John C. Barton was born around 1839 in Ohio to William Barton and Philena Wilson. His father was a miller who owned $200 of personal property by 1860. The family lived in Portage, Ohio, until the 1850s, when they moved to Wadsworth, Ohio. By 1860, he was working as a book agent. Soon afterward, he apparently began working in the oil industry.
He enlisted in the Union army on May 20, 1861, and he mustered in as a private in Company C of the 23rd Ohio Infantry. The regiment took part in the Battle of Antietam.
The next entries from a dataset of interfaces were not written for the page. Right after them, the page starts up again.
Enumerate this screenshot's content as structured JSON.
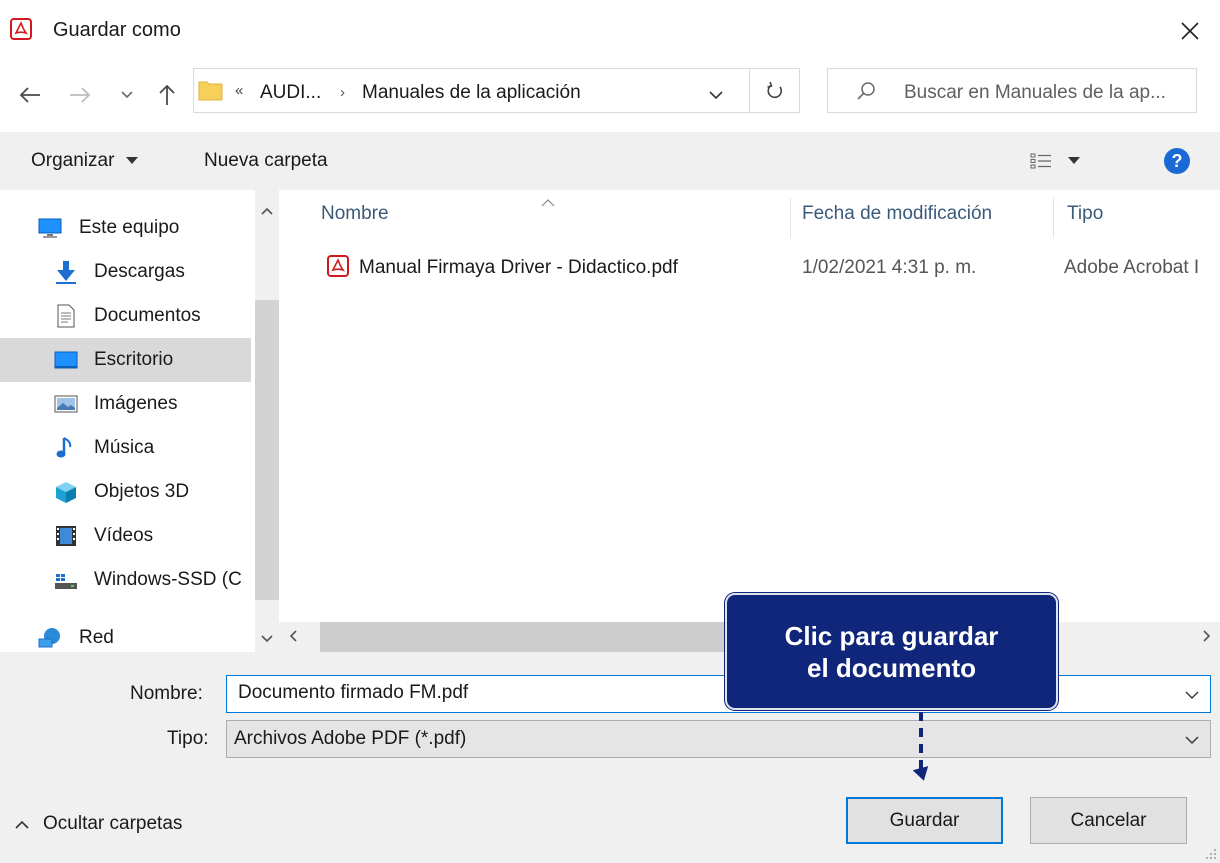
{
  "window": {
    "title": "Guardar como"
  },
  "address": {
    "overflow": "«",
    "segments": [
      "AUDI...",
      "Manuales de la aplicación"
    ],
    "separator": "›"
  },
  "search": {
    "placeholder": "Buscar en Manuales de la ap..."
  },
  "toolbar": {
    "organize": "Organizar",
    "new_folder": "Nueva carpeta",
    "help": "?"
  },
  "nav": {
    "items": [
      {
        "label": "Este equipo",
        "icon": "computer-icon"
      },
      {
        "label": "Descargas",
        "icon": "download-icon"
      },
      {
        "label": "Documentos",
        "icon": "document-icon"
      },
      {
        "label": "Escritorio",
        "icon": "desktop-icon",
        "selected": true
      },
      {
        "label": "Imágenes",
        "icon": "pictures-icon"
      },
      {
        "label": "Música",
        "icon": "music-icon"
      },
      {
        "label": "Objetos 3D",
        "icon": "cube-icon"
      },
      {
        "label": "Vídeos",
        "icon": "video-icon"
      },
      {
        "label": "Windows-SSD (C",
        "icon": "drive-icon"
      },
      {
        "label": "Red",
        "icon": "network-icon"
      }
    ]
  },
  "filelist": {
    "columns": [
      "Nombre",
      "Fecha de modificación",
      "Tipo"
    ],
    "rows": [
      {
        "name": "Manual Firmaya Driver - Didactico.pdf",
        "date": "1/02/2021 4:31 p. m.",
        "type": "Adobe Acrobat I"
      }
    ]
  },
  "form": {
    "name_label": "Nombre:",
    "name_value": "Documento firmado FM.pdf",
    "type_label": "Tipo:",
    "type_value": "Archivos Adobe PDF (*.pdf)"
  },
  "footer": {
    "hide_folders": "Ocultar carpetas",
    "save": "Guardar",
    "cancel": "Cancelar"
  },
  "callout": {
    "line1": "Clic para guardar",
    "line2": "el documento"
  },
  "colors": {
    "accent": "#0078d7",
    "callout_bg": "#10267a",
    "pdf_red": "#d0181d",
    "selected_bg": "#d9d9d9",
    "bar_bg": "#f0f0f0"
  }
}
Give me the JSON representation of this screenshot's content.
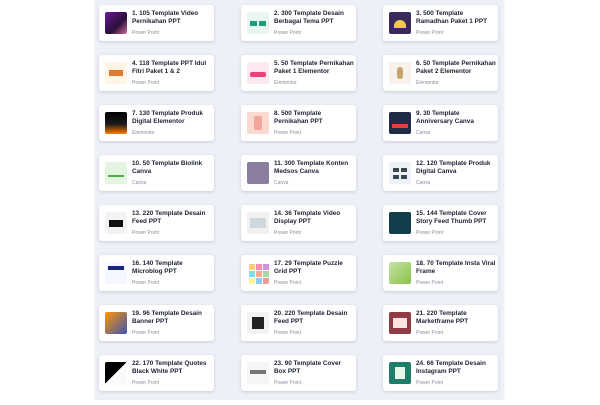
{
  "products": [
    {
      "title": "1. 105 Template Video Pernikahan PPT",
      "category": "Power Point",
      "thumb": "video-wedding-thumbnail"
    },
    {
      "title": "2. 300 Template Desain Berbagai Tema PPT",
      "category": "Power Point",
      "thumb": "multi-theme-thumbnail"
    },
    {
      "title": "3. 500 Template Ramadhan Paket 1 PPT",
      "category": "Power Point",
      "thumb": "ramadhan-thumbnail"
    },
    {
      "title": "4. 118 Template PPT Idul Fitri Paket 1 & 2",
      "category": "Power Point",
      "thumb": "idul-fitri-thumbnail"
    },
    {
      "title": "5. 50 Template Pernikahan Paket 1 Elementor",
      "category": "Elementor",
      "thumb": "wedding-elementor-thumbnail"
    },
    {
      "title": "6. 50 Template Pernikahan Paket 2 Elementor",
      "category": "Elementor",
      "thumb": "wedding-elementor-2-thumbnail"
    },
    {
      "title": "7. 130 Template Produk Digital Elementor",
      "category": "Elementor",
      "thumb": "digital-product-thumbnail"
    },
    {
      "title": "8. 500 Template Pernikahan PPT",
      "category": "Power Point",
      "thumb": "wedding-ppt-thumbnail"
    },
    {
      "title": "9. 30 Template Anniversary Canva",
      "category": "Canva",
      "thumb": "anniversary-thumbnail"
    },
    {
      "title": "10. 50 Template Biolink Canva",
      "category": "Canva",
      "thumb": "biolink-thumbnail"
    },
    {
      "title": "11. 300 Template Konten Medsos Canva",
      "category": "Canva",
      "thumb": "social-media-thumbnail"
    },
    {
      "title": "12. 120 Template Produk Digital Canva",
      "category": "Canva",
      "thumb": "digital-product-canva-thumbnail"
    },
    {
      "title": "13. 220 Template Desain Feed PPT",
      "category": "Power Point",
      "thumb": "feed-design-thumbnail"
    },
    {
      "title": "14. 36 Template Video Display PPT",
      "category": "Power Point",
      "thumb": "video-display-thumbnail"
    },
    {
      "title": "15. 144 Template Cover Story Feed Thumb PPT",
      "category": "Power Point",
      "thumb": "cover-story-thumbnail"
    },
    {
      "title": "16. 140 Template Microblog PPT",
      "category": "Power Point",
      "thumb": "microblog-thumbnail"
    },
    {
      "title": "17. 29 Template Puzzle Grid PPT",
      "category": "Power Point",
      "thumb": "puzzle-grid-thumbnail"
    },
    {
      "title": "18. 70 Template Insta Viral Frame",
      "category": "Power Point",
      "thumb": "insta-frame-thumbnail"
    },
    {
      "title": "19. 96 Template Desain Banner PPT",
      "category": "Power Point",
      "thumb": "banner-thumbnail"
    },
    {
      "title": "20. 220 Template Desain Feed PPT",
      "category": "Power Point",
      "thumb": "feed-design-2-thumbnail"
    },
    {
      "title": "21. 220 Template Marketframe PPT",
      "category": "Power Point",
      "thumb": "marketframe-thumbnail"
    },
    {
      "title": "22. 170 Template Quotes Black White PPT",
      "category": "Power Point",
      "thumb": "quotes-thumbnail"
    },
    {
      "title": "23. 90 Template Cover Box PPT",
      "category": "Power Point",
      "thumb": "cover-box-thumbnail"
    },
    {
      "title": "24. 66 Template Desain Instagram PPT",
      "category": "Power Point",
      "thumb": "instagram-thumbnail"
    }
  ]
}
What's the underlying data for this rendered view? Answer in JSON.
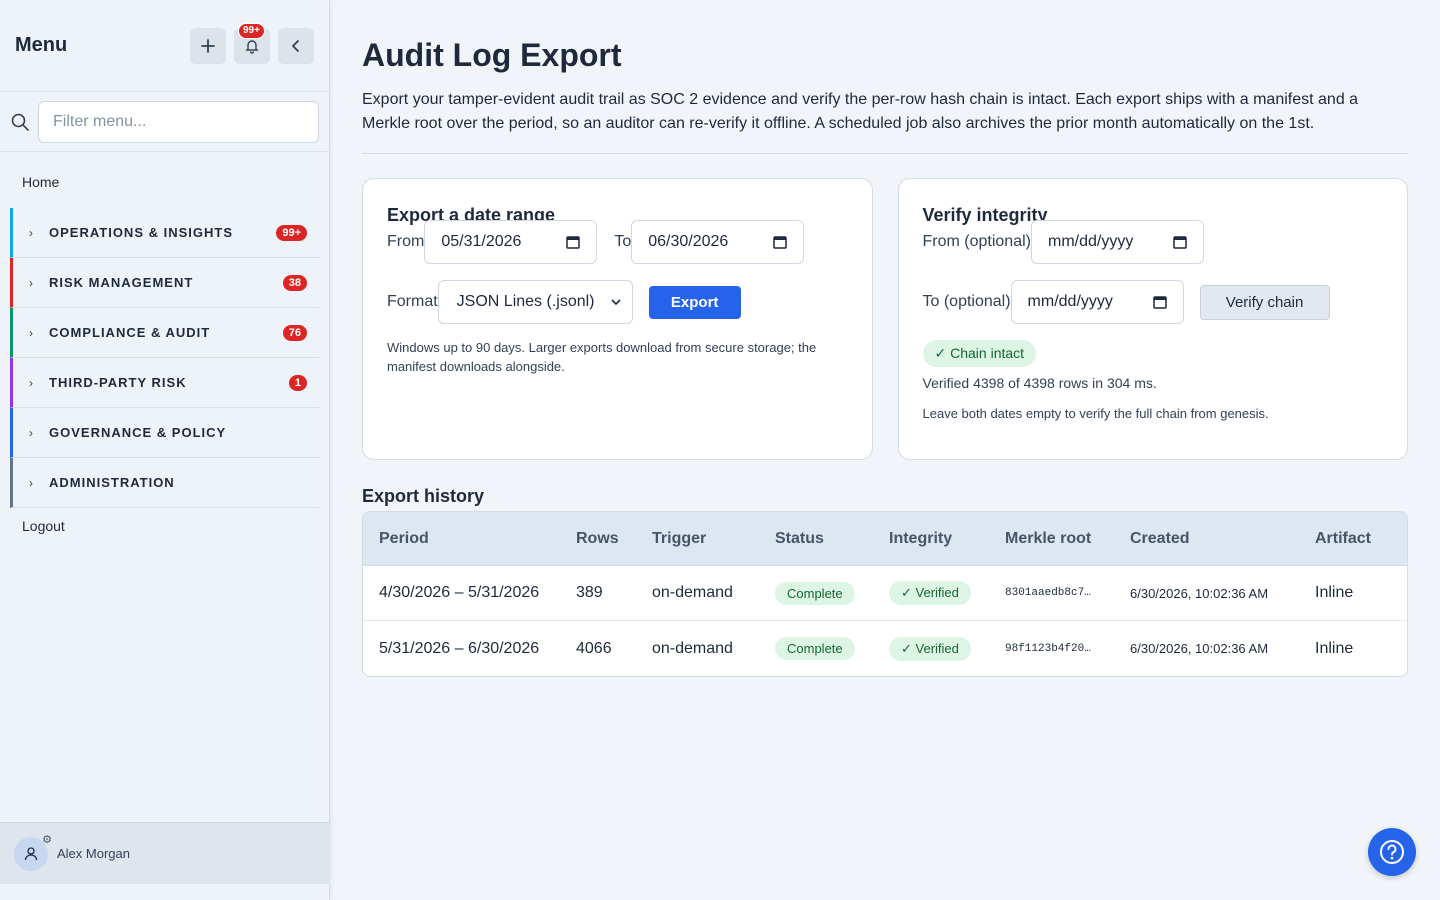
{
  "sidebar": {
    "title": "Menu",
    "add_icon": "plus-icon",
    "notifications_badge": "99+",
    "collapse_icon": "chevron-left-icon",
    "filter_placeholder": "Filter menu...",
    "home_label": "Home",
    "groups": [
      {
        "label": "OPERATIONS & INSIGHTS",
        "badge": "99+",
        "color": "#0ea5e9"
      },
      {
        "label": "RISK MANAGEMENT",
        "badge": "38",
        "color": "#dc2626"
      },
      {
        "label": "COMPLIANCE & AUDIT",
        "badge": "76",
        "color": "#059669"
      },
      {
        "label": "THIRD-PARTY RISK",
        "badge": "1",
        "color": "#9333ea"
      },
      {
        "label": "GOVERNANCE & POLICY",
        "badge": "",
        "color": "#2563eb"
      },
      {
        "label": "ADMINISTRATION",
        "badge": "",
        "color": "#64748b"
      }
    ],
    "logout_label": "Logout",
    "user_name": "Alex Morgan"
  },
  "page": {
    "title": "Audit Log Export",
    "description": "Export your tamper-evident audit trail as SOC 2 evidence and verify the per-row hash chain is intact. Each export ships with a manifest and a Merkle root over the period, so an auditor can re-verify it offline. A scheduled job also archives the prior month automatically on the 1st."
  },
  "export_card": {
    "title": "Export a date range",
    "from_label": "From",
    "from_value": "05/31/2026",
    "to_label": "To",
    "to_value": "06/30/2026",
    "format_label": "Format",
    "format_value": "JSON Lines (.jsonl)",
    "export_button": "Export",
    "hint": "Windows up to 90 days. Larger exports download from secure storage; the manifest downloads alongside."
  },
  "verify_card": {
    "title": "Verify integrity",
    "from_label": "From (optional)",
    "from_placeholder": "mm/dd/yyyy",
    "to_label": "To (optional)",
    "to_placeholder": "mm/dd/yyyy",
    "verify_button": "Verify chain",
    "status_pill": "✓ Chain intact",
    "result_text": "Verified 4398 of 4398 rows in 304 ms.",
    "hint": "Leave both dates empty to verify the full chain from genesis."
  },
  "history": {
    "title": "Export history",
    "columns": [
      "Period",
      "Rows",
      "Trigger",
      "Status",
      "Integrity",
      "Merkle root",
      "Created",
      "Artifact"
    ],
    "rows": [
      {
        "period": "4/30/2026 – 5/31/2026",
        "rows": "389",
        "trigger": "on-demand",
        "status": "Complete",
        "integrity": "✓ Verified",
        "merkle": "8301aaedb8c7…",
        "created": "6/30/2026, 10:02:36 AM",
        "artifact": "Inline"
      },
      {
        "period": "5/31/2026 – 6/30/2026",
        "rows": "4066",
        "trigger": "on-demand",
        "status": "Complete",
        "integrity": "✓ Verified",
        "merkle": "98f1123b4f20…",
        "created": "6/30/2026, 10:02:36 AM",
        "artifact": "Inline"
      }
    ]
  },
  "help_icon": "question-circle-icon",
  "colors": {
    "accent": "#2563eb",
    "success_bg": "#dcf5e4",
    "success_text": "#166534",
    "danger": "#dc2626"
  }
}
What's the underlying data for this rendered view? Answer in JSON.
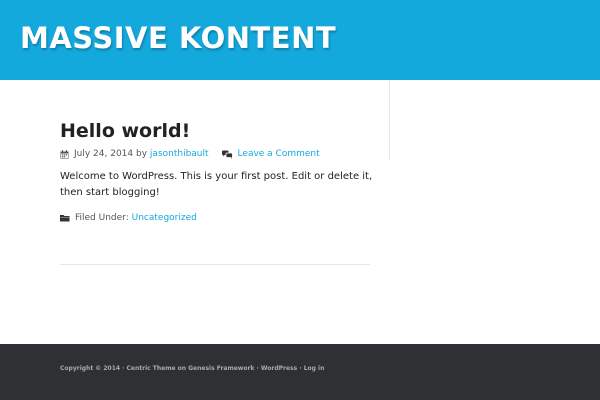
{
  "site": {
    "title": "MASSIVE KONTENT"
  },
  "post": {
    "title": "Hello world!",
    "date": "July 24, 2014",
    "by": "by",
    "author": "jasonthibault",
    "comment_link": "Leave a Comment",
    "content": "Welcome to WordPress. This is your first post. Edit or delete it, then start blogging!",
    "filed_under_label": "Filed Under:",
    "category": "Uncategorized"
  },
  "footer": {
    "copyright": "Copyright © 2014 · ",
    "theme_link": "Centric Theme",
    "on": " on ",
    "framework_link": "Genesis Framework",
    "sep1": " · ",
    "wordpress_link": "WordPress",
    "sep2": " · ",
    "login_link": "Log in"
  },
  "colors": {
    "header_bg": "#14a9dd",
    "link": "#14a9dd",
    "footer_bg": "#2f3033"
  },
  "icons": {
    "date": "calendar-icon",
    "comments": "comments-icon",
    "category": "folder-icon"
  }
}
He was promoted to corporal on July 19, 1861, but he was reduced to the ranks on April 20, 1862. Army officials assigned him to hospital duty in the fall of 1862, and he hoped to “remain [there] as long as I remain a soldier.” By September 1862, he confessed, he was “getting tired of camp life and I am longing for peace and home.” He seemingly mocked his more ideological comrades, writing that he would “live to tell in the future how I fought bled & died in the War of 1861.” He voted for Peace Democrat Clement Vallandigham in the gubernatorial election of 1863, but he urged his family to keep this news “Private.”
In the fall of 1863, army officials assigned him to recruitment duty in Wadsworth, but he apparently disliked the assignment and met with little success. He returned to the regiment by the spring of 1864. He was mortally wounded in the Battle of Cloyd’s Mountain on May 9, 1864, and he died on May 14, 1864. Three years later, his father wrote to Ohio’s adjutant general seeking to honor Barton’s memory: “I learn the Gov[ernment] presets each Veteran a complymentary Medal would we be entitled to one[?].” The state’s records, however, indicated that Barton had never reenlisted and therefore did not qualify.